Interquartile Range (IQR)
The interquartile range (IQR) is the distance between the first quartile (Q1) and the third quartile (Q3) and represents the middle 50% of the data. It measures the variability in the central portion of the data set.
First Quartile (Q1)
The first quartile (Q1) is the 25th percentile of the data, meaning that 25% of the data points fall below this value.
Third Quartile (Q3)
The third quartile (Q3) is the 75th percentile of the data, meaning that 75% of the data points fall below this value.
Whiskers
Whiskers extend out from the box plot and attempt to capture the data outside the interquartile range (IQR), but their reach is limited to 1.5 × IQR. They help show the spread of the data, but any data points beyond the whiskers are considered outliers.
Outliers
Outliers are data points that lie beyond the whiskers of a box plot, meaning they are unusually distant from the rest of the data. They are often identified as points that fall outside of 1.5 × IQR from the first or third quartile.
Robust Statistics
Robust statistics, such as the median and interquartile range (IQR), are resistant to the influence of extreme observations. These statistics are less affected by outliers or unusual data points, making them more stable in the presence of extreme values compared to the mean and standard deviation.
Transformation
A transformation is a rescaling of data using a function, such as taking the logarithm, square root, or inverse of a variable. This technique is particularly useful for adjusting strongly skewed data, reducing the impact of outliers, and making it easier to build statistical models. For example, applying a logarithmic transformation can make data more symmetric and reveal hidden patterns, like relationships in a scatterplot.

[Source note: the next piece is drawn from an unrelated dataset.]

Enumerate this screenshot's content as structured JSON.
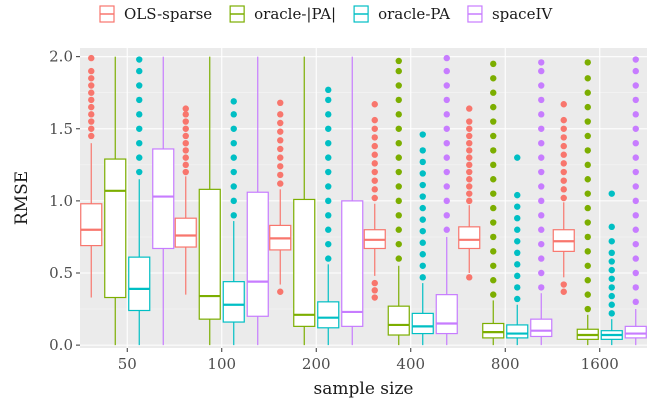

Transformations help in visualizing data differently, straightening nonlinear relationships, or improving the accuracy of statistical models.
Intensity Map
An intensity map is a geographic visualization where colors represent varying values of a numerical variable across different locations. It is used to display trends and patterns in data, particularly for variables that have spatial characteristics, like poverty rate, unemployment rate, or homeownership rate. Intensity maps help identify geographic trends and generate research hypotheses, though they are not ideal for pinpointing precise values for specific locations.